Gabriella is shown, before a body of silvergrey water. Gabriella has light skin, shoulderlength grey hair, and dark eyebrows. Gabriella wears oval eyeglasses, a darkgreen or drab coat with a wide collar, and a black shallow scoopneck shirt beneath.

Gabriella Bedetti studied translation at the University of Iowa and the Sewanee Writers’ Conference. Her translations of Meschonnic’s essays and other writings have appeared in New Literary History, Critical Inquiry, and Diacritics. Meschonnic was a guest of the MLA at her roundtable with Ralph Cohen and Susan Stewart.

Don is shown before a weathered grey wooden wall or slat fence. Don has pale skin and short grey hair, receding from the forehead. Don wears rectangular eyeglasses, and a white crewneck shirt.

Don Boes is the author of Good Luck With That, Railroad Crossing, and The Eighth Continent, selected by A. R. Ammons for the Samuel French Morse Poetry Prize. His poems have appeared in The Louisville Review, Painted Bride Quarterly, Prairie Schooner, CutBank, Zone 3, Southern Indiana Review, and The Cincinnati Review.

Henri is shown, before a beige or white wall with black decorations. Henri has light skin, and silver hair which puffs out at the sides considerably, but has receded entirely from the crown of the head. Henri wears a white collared shirt, the top button unfastened.

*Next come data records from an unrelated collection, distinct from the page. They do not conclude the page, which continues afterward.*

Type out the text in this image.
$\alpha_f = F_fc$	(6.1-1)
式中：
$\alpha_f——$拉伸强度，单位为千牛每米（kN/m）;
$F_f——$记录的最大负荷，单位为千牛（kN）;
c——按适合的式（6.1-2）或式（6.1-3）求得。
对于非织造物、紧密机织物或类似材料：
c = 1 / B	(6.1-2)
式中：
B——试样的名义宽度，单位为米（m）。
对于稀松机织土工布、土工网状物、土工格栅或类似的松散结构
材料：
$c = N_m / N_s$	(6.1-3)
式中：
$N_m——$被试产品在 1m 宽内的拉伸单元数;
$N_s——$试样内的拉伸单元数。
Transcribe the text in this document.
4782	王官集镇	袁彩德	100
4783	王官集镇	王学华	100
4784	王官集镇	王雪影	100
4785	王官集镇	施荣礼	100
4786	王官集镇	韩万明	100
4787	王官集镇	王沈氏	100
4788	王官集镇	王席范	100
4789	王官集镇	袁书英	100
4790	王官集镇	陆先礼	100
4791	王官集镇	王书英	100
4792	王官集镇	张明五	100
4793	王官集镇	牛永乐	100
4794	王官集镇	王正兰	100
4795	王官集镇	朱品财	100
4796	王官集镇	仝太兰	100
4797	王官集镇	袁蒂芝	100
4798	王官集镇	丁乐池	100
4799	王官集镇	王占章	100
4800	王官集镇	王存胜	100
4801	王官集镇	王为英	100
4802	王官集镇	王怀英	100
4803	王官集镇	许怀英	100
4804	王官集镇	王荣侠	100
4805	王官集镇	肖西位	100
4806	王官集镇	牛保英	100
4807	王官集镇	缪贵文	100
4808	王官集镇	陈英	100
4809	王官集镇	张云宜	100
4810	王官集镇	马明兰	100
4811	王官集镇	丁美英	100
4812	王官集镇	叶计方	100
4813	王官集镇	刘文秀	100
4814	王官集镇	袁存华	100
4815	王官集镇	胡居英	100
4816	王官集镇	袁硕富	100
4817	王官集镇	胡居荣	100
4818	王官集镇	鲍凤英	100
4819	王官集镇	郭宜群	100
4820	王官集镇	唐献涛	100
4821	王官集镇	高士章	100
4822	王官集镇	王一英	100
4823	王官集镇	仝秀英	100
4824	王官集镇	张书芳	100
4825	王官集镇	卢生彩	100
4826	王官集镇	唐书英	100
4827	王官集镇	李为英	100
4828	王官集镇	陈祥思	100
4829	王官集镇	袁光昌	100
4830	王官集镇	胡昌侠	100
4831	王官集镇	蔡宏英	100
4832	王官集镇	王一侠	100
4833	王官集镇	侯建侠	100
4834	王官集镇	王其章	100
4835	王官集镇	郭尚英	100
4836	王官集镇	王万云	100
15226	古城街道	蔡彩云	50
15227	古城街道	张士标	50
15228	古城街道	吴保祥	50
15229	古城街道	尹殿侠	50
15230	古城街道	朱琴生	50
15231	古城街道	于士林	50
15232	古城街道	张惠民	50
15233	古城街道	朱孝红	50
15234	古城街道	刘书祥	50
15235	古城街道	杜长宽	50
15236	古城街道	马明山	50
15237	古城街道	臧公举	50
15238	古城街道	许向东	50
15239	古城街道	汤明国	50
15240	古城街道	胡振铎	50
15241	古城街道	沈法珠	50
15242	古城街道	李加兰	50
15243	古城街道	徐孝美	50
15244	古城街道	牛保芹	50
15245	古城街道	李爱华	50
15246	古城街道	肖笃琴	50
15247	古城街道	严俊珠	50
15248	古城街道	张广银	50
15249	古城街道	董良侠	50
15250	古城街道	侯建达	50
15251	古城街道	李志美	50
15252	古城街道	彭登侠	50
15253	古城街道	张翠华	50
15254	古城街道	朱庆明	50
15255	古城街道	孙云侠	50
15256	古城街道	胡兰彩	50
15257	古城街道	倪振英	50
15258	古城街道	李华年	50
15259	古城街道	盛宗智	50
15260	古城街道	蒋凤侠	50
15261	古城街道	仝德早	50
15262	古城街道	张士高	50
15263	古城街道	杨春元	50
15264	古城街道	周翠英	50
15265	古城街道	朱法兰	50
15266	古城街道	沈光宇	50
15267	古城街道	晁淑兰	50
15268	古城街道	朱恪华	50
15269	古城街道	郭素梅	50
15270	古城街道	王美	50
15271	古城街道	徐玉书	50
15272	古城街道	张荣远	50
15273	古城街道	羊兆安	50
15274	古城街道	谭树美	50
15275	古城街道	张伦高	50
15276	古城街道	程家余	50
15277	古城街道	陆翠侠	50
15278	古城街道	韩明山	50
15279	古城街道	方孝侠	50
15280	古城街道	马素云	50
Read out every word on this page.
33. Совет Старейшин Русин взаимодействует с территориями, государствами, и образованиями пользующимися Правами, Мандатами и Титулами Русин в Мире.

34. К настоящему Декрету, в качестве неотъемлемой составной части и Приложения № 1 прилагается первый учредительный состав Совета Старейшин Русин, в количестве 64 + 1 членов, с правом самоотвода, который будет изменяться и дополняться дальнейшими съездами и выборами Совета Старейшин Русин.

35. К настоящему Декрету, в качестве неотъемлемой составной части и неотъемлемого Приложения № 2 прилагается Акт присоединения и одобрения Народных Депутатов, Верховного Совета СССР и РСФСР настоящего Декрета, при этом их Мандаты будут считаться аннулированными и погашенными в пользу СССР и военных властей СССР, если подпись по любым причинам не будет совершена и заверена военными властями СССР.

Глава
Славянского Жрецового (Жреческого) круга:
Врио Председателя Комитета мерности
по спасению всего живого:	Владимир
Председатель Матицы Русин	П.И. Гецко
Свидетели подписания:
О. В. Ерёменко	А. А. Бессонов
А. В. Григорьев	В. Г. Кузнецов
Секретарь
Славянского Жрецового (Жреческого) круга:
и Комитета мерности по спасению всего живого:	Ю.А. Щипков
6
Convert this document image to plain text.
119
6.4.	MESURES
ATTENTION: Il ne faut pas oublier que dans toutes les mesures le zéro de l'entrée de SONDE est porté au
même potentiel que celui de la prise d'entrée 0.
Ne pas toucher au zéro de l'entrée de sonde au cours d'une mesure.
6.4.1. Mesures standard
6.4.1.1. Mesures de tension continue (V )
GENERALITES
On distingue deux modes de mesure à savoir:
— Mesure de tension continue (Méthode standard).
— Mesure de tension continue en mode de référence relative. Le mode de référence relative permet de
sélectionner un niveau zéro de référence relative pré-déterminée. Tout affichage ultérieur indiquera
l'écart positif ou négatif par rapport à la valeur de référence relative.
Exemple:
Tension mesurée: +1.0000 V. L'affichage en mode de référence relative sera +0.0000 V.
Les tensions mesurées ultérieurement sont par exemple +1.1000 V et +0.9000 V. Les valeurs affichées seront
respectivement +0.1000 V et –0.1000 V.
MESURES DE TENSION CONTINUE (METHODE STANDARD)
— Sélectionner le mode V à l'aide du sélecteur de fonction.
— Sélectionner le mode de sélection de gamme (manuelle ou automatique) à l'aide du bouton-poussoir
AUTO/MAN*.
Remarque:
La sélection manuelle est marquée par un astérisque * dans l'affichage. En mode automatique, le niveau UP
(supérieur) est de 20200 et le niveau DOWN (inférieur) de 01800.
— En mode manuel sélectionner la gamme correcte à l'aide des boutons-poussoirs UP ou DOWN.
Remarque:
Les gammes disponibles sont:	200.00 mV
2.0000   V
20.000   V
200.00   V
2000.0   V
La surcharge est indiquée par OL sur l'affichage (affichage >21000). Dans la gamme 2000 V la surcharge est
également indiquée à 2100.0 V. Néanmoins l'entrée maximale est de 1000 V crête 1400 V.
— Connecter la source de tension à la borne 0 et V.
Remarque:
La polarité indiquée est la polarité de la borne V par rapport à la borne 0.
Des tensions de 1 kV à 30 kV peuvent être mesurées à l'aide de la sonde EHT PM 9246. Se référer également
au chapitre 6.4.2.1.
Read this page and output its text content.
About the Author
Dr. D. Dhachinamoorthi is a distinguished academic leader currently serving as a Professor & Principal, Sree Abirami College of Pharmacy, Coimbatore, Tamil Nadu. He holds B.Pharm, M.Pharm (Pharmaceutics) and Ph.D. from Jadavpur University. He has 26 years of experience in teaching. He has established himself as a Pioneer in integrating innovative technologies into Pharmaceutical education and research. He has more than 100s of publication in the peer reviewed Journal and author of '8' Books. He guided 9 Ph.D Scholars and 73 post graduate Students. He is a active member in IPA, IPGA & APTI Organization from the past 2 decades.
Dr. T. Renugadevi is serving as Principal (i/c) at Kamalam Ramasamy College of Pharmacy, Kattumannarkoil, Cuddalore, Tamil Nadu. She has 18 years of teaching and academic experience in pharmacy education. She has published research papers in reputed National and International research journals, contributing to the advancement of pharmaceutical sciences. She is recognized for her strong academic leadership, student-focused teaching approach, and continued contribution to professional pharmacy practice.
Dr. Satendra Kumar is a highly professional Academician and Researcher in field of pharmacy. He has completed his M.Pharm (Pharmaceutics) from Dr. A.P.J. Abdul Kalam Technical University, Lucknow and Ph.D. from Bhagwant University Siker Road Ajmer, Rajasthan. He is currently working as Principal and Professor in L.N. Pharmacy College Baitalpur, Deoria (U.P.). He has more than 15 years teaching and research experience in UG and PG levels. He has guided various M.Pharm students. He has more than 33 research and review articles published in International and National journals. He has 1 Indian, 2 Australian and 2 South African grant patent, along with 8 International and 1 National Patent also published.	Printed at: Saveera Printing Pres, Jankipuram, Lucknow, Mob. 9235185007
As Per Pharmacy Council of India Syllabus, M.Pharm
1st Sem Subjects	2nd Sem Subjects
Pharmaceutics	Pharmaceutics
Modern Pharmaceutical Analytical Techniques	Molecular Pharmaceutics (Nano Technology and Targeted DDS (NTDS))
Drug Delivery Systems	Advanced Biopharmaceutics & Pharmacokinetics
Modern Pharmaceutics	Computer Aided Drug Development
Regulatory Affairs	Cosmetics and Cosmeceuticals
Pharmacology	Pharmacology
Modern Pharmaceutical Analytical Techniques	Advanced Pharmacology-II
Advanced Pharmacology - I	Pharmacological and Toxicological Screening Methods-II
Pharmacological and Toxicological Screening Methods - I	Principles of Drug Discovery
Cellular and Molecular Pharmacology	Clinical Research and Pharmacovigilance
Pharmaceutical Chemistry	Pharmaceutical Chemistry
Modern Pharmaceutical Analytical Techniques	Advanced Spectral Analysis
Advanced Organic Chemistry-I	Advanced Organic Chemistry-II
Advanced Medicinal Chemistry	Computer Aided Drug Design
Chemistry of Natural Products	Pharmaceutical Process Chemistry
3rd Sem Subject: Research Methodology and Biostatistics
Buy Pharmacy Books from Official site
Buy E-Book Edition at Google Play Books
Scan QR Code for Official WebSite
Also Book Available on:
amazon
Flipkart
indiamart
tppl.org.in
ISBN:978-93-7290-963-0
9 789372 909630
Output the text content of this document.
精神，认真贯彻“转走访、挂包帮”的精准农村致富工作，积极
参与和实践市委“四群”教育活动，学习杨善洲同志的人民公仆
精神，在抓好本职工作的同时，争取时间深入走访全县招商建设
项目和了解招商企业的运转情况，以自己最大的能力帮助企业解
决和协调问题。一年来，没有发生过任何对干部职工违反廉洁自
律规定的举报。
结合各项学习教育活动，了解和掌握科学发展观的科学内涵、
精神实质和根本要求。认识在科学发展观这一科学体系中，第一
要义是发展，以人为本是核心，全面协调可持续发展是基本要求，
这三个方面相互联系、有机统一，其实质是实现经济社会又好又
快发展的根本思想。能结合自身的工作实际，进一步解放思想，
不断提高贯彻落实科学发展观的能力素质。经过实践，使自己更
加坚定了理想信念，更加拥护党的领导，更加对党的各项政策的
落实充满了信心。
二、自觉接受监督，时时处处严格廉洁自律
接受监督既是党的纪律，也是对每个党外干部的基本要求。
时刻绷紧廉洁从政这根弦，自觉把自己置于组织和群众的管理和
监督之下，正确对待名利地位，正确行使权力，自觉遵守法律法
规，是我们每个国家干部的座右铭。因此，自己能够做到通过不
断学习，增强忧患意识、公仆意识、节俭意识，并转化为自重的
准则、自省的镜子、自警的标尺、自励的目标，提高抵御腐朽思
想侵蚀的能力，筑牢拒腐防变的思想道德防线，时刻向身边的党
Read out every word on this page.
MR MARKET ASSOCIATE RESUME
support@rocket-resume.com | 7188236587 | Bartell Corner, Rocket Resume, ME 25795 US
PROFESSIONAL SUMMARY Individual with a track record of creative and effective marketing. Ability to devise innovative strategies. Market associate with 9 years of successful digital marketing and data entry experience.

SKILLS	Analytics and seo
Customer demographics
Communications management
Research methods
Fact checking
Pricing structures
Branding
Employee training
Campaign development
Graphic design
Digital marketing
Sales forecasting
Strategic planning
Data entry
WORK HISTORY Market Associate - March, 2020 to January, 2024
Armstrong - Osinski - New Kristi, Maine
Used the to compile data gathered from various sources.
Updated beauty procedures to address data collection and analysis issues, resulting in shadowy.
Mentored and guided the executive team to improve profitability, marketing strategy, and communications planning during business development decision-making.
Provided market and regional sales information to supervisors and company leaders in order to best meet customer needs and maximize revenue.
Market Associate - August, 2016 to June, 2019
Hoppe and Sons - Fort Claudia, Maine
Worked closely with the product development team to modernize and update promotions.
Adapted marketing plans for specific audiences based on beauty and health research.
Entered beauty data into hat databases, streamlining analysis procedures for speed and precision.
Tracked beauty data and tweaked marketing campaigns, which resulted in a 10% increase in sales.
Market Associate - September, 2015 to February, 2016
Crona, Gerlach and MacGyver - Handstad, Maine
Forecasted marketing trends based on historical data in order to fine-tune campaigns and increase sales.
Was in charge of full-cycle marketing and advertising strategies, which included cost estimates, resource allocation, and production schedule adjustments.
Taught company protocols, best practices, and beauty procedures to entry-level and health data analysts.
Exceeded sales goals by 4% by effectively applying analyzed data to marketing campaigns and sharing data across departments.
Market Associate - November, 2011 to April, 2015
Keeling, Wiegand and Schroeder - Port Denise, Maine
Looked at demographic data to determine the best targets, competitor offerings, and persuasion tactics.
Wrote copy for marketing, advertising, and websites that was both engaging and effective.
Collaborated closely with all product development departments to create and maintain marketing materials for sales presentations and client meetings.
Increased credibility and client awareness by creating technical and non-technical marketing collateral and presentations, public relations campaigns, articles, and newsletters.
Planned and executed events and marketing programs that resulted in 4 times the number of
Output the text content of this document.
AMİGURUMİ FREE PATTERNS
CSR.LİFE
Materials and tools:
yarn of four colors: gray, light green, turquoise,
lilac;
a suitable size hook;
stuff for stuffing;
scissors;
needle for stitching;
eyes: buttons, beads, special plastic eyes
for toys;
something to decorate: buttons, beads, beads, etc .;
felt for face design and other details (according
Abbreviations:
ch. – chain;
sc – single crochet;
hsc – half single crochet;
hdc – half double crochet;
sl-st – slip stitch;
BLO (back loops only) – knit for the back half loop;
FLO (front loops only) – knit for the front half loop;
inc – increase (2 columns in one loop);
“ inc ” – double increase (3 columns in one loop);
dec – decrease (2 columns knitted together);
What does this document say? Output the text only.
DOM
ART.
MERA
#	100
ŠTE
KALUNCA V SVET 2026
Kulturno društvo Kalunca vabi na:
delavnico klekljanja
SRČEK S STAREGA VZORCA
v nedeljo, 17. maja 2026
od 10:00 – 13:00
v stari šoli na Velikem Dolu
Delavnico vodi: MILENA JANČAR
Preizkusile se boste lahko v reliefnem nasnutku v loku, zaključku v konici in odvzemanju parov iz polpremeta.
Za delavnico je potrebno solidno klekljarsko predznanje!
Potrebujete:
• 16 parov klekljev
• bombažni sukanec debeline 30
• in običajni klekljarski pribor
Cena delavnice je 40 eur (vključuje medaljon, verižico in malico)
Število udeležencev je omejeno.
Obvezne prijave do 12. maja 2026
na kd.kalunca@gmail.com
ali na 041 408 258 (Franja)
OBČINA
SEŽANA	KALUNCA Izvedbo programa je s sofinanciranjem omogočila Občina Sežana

Henri Meschonnic (1932–2009) is a key figure of French “new poetics,” best known worldwide for his translations from the Old Testament and the 710-page Critique du rythme. During his long career, Meschonnic generated controversy in the literary community. His poems appear in more than a dozen languages; however, almost none of Meschonnic’s poems have been translated into English. His poetry has received prestigious awards, including the Max Jacob International Poetry Prize, the Mallarmé Prize, the Jean Arp Francophone Literature Prize, and the Guillevic-Ville de Saint-Malo Grand Prize for Poetry.